Ed G. asks about sacrifices being limited to a specific site, while before
the Torah was given there was no such limit. There is no problem with this,
it simply describes the situation. From the time the Torah was given, the
Jews (and the Jews only -- see below) were forbidden to offer a sacrifice
anywhere but in the Temple (except for the time when the Tabernacle was in
Shiloh, when private altars were permitted).

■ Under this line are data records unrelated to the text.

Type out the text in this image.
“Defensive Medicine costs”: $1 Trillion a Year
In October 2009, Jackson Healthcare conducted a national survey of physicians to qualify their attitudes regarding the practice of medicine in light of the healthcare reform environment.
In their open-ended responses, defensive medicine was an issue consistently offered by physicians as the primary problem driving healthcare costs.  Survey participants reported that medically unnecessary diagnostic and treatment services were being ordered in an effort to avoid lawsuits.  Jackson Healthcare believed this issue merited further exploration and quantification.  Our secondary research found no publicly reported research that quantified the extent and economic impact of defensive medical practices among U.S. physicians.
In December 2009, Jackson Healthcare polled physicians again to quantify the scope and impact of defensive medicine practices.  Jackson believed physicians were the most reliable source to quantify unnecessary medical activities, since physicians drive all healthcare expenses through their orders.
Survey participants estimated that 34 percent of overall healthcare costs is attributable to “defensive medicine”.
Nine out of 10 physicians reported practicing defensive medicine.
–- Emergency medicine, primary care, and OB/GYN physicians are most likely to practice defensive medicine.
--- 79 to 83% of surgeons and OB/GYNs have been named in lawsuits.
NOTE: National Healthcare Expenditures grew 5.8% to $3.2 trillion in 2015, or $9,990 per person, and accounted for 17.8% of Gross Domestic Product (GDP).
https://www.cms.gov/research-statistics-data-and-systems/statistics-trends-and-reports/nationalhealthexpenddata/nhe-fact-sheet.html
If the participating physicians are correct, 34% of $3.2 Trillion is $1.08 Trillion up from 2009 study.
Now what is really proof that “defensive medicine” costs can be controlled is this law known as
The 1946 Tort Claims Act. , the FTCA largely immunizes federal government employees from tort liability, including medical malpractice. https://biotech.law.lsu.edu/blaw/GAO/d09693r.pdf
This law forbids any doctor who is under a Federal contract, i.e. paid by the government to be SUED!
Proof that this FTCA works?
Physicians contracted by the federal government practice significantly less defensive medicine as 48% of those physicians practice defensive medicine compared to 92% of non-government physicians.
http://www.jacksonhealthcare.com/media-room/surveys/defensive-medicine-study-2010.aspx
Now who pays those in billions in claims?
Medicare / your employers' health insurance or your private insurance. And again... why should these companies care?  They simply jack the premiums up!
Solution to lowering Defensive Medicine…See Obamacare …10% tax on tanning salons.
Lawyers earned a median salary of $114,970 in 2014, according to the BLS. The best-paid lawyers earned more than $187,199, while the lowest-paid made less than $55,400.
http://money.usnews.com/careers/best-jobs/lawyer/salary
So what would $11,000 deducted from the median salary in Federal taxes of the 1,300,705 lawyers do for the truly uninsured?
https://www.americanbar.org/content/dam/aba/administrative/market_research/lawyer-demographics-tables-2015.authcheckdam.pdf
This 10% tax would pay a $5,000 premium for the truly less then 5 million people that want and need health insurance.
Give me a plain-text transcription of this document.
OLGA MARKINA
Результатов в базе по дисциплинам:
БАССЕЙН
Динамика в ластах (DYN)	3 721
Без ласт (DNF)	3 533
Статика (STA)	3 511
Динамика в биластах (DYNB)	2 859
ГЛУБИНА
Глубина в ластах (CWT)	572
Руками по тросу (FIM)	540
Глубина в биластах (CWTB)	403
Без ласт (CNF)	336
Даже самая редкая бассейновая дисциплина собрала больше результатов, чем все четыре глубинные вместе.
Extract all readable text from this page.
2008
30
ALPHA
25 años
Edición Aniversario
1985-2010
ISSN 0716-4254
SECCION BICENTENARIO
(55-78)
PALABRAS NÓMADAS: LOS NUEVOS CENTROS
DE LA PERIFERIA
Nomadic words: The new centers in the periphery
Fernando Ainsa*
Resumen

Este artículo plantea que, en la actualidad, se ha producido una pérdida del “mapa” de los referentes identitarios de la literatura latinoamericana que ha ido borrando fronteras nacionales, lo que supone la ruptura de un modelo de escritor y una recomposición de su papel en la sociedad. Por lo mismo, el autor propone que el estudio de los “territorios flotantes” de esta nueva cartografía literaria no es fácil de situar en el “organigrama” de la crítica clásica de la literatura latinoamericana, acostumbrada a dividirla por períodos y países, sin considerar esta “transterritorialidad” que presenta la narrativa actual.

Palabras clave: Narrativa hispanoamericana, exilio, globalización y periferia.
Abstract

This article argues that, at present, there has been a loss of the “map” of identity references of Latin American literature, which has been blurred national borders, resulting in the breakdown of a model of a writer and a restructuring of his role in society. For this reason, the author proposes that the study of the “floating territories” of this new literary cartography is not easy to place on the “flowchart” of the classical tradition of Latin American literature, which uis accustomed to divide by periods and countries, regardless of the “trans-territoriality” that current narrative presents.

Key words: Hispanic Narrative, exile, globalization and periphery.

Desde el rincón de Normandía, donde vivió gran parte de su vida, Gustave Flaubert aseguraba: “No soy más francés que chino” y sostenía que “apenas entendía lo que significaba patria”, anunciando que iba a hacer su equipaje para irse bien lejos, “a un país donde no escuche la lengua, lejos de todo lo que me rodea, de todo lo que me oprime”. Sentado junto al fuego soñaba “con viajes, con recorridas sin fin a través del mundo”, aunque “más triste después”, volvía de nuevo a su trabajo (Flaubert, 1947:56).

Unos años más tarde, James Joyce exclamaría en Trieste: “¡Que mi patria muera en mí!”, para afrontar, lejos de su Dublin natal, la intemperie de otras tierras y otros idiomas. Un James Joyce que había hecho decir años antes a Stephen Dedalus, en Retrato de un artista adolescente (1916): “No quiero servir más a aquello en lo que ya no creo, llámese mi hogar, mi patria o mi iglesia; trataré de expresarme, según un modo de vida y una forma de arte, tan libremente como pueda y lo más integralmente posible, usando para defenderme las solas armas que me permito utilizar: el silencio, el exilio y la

Sad to say, but I strongly believe that this is a mistaken reading of the
halacha as it applies to the biblical era.  There are frequent reports of
sacrifices under the ledership of King Saul, King David and King Solomon
at several locations other than Har Habayit or Shiloh.  Furthermore, the
Josianic reforms seem to relate not only to the removal of pagan bamot, but
legitimate bamot of our people.  The biblical record seems to affirm the
concept of numerous bamot with Har Habayit becoming the most predominant of
them during the time of Bet Hamikdash haRishon, and the only aceptable
location for korbanot after the time of the Josianic reforms

Ed Frankel


From: Melech Press <PRESS%<SNYBKSAC.BITNET@...>
Date: Thu, 06 Jun 96 23:14:55 EST
Subject: Re: Synagogue Council

In catching up on old MJs I came across a discussion of the position of
Rav Soloveitchik ztvk"l on the Synagogue Council in which his view was
misrepresented.  He told me directly (as I previously reported on MJ) that
he did not believe such membership was prohibited but neither did he see it
as something to be desired.  He did  believe that joint action with
deviationist Jews was desirable in such areas as pikuach nefesh but that is not
the same as advocating membership in the Synagogue Council.
In response to Eitan Fiorino - all the leading Roshei Yeshiva, with the
exception of the Rov ztvk"l, were signed on the issur, including Rav Moshe.
They were not signed on as Aguda rabbis as Eitan suggested; all leading Roshei
Yeshiva happened to belong to the Aguda.

Melech Press
M. Press, Ph.D.   Dept. of Psychiatry, SUNY Health Science Center
450 Clarkson Avenue, Box 32   Brooklyn, NY 11203   718-270-2409


From: Joe Goldman <joe.goldman@...>
Date: Wed, 5 Jun 1996 10:27:05 -0400
Subject: Torah & Evolution

The age of the world at 5,756 years and scientific theory have been
reconciled for me by the simple acknowledgment that when HaShem created
the world it was created at a mature state (just like Adam).  As far as
Earth is concerned, that means on day 1 if scientists would perform
their aging tests, they would have already found the world to be "x"
years old!  Furthermore, it is possible that the world was created with
embedded fossils (bones from animals that may have never even existed!).
Why?, you may ask.  Perhaps, for the same reason that the Torah states
"na'aseh Adam b'tzalmenu..." (let US create man...) in plural rather
than the singular, and many other places where we would be totally
misled without proper faith in the Oral tradition (emunas chachamim).

Joe Goldman


From: Andrew Marc Greene <amgreene@...>
Date: Fri, 7 Jun 1996 13:30:53 -0400
Subject: Two Tikkunim

Extending the discussion of tikkunim lakor`im yet a little further, is
anyone else familiar with the custom of having the *gaba`im* using two
different chumashim or tikkunim, so that if there's an error in one the
other won't agree with it, causing them to miscorrect the ba`al kor`ei?